# [Activations & Gradients, BatchNorm](https://youtu.be/P6sfmUTpUmc?list=PLAqhIrjkxbuWI23v9cThsA9GvCAUhRvKZ)
Karis, 12/8  
Video is walking through [this code](https://github.com/karpathy/nn-zero-to-hero/blob/master/lectures/makemore/makemore_part3_bn.ipynb)

### fixing initial loss

At initialization, you can generally calculate what loss you predict you will get. 

In this example, there are always 27 characters that can come next. In initialization, these should all have about equal probability of occurring, or 1/27. Then we can find the negative log probability of this, which is the loss we can expect (about 3.3).  
We can achieve this by initializing all logits at the same value. 
- If the logits take on extreme values (further away from 0), this means that they are very confident in their values/probabilities. However, if they are confidently incorrect this increases the loss by a lot.
- We achieve this by initializing all the weights as very small numbers and the biases as 0, so the logits that are multiplied by the weight and added to the bias are close to 0
    - You do not want to set weight to 0 though

### fixing saturated tanh

outputs of the tanh layer are mostly -1 and 1  
This is bad because backpropagation through tanh layers is a formula where values of -1 and 1 make the gradient of that node be 0, killing the gradient  
dead neuron - doesn't learn for any input values
- can happen during initialization - weights & biases are just set so that the neuron is never used
- also can happen during training, if you overtrain and the gradient becomes so high that neuron is never passed through/changed

if your initialization is bad enough, a big network will just stop learning at some point

## calculating the init score
However, how do we know what to change the weights & biases by?  
These numbers need to be chosen so that the distribution is still normal.

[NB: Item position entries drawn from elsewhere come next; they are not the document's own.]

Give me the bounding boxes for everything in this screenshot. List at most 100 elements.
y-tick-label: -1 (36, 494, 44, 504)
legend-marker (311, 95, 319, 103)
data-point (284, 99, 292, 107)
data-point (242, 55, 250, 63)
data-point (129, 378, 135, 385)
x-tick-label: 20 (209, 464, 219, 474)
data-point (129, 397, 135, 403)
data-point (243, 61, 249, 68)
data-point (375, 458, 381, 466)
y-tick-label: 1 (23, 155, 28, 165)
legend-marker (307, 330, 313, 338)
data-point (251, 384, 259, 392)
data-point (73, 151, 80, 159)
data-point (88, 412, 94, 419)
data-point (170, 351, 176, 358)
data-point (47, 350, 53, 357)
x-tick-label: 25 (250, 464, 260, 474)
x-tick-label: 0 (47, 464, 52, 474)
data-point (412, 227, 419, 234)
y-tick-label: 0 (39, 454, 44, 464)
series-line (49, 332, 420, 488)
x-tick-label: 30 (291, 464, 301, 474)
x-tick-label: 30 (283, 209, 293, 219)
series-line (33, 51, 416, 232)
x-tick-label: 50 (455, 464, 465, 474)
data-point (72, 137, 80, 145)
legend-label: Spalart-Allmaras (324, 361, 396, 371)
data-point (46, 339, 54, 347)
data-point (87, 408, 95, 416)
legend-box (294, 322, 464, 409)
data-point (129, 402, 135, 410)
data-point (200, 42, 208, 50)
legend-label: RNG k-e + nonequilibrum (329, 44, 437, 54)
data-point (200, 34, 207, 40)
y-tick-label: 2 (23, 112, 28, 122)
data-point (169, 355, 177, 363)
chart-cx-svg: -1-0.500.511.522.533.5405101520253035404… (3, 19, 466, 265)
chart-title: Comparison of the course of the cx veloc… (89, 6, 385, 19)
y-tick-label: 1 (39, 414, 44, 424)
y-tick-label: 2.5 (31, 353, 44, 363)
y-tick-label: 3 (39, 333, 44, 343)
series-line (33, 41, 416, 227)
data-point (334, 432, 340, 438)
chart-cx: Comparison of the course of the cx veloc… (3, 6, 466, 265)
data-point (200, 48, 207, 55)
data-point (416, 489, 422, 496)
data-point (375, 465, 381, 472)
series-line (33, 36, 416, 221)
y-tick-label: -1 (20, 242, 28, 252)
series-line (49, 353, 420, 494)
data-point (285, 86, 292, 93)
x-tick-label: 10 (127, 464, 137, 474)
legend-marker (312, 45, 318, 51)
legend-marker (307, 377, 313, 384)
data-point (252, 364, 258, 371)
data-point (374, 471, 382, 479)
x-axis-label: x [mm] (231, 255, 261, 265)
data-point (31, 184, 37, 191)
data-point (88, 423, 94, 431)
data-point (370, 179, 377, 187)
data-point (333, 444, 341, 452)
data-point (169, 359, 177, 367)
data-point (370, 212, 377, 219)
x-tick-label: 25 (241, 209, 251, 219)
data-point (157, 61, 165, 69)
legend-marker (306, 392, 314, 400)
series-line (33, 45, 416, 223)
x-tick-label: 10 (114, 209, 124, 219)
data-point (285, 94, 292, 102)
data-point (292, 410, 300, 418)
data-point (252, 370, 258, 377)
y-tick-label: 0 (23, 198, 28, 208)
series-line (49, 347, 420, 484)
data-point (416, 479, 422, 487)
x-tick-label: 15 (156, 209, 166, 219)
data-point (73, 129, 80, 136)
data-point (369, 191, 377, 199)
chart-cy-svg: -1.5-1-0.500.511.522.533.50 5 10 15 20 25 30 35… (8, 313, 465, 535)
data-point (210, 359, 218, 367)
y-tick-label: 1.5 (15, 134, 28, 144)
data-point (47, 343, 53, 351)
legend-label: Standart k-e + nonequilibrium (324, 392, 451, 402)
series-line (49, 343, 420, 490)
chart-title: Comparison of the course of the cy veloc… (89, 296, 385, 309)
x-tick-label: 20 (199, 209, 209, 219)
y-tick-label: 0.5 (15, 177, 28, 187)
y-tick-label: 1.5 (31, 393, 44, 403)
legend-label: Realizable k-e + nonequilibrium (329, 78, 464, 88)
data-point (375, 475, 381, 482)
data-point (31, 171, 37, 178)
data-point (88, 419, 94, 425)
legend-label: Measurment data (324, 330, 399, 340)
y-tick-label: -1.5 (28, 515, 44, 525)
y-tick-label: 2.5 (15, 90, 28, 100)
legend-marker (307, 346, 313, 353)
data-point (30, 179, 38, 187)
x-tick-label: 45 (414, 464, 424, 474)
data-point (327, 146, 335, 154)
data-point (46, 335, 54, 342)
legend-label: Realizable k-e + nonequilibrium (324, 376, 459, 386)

We need to find a distribution to multiply against that distribution such that the output is normal. To find the correct distribution, we use init scores.  
Different formulas have different init scores.  

It used to be very important to initialize correctly, but it's not that important anymore due to modern innovations.

## batch normalization
You can normalize hidden states to be Gaussian by adding a BatchNorm layer.  
However, we don't want it to stay Gaussian while it's being trained.  
Scale and shift:
- we multiply the hidden layer by a gain and add a bias, then also train these
In a simple neural net, this doesn't have a lot of effect because the pre-calculated init scores for the weights and biases for the other neurons are very accurate so we don't see a lot of inaccuracy from there that is corrected by batch normalization  
Side effect
- Batch normalization happens to create a jitter, which creates an extra regulation/normalization effect based on the other examples that are included in any batch  
- People have tried to create new normalization techniques, but this was the first one and it works well 
To find the mean and standard deviation for batch normalization:
- we can either run through the training process again
- or do it on the side while training
- each time you run through the network, you move the mean a little in the direction of the newly calculated mean. same for std

Do not use bias in the layer before the batchnorm layer, because the batchnorm calculations will cancel out the bias. It won't affect the accuracy of the neural net, but the gradient for that bias will be 0 and it is a waste of space.

No one likes this layer because it causes a lot of bugs!!!!!!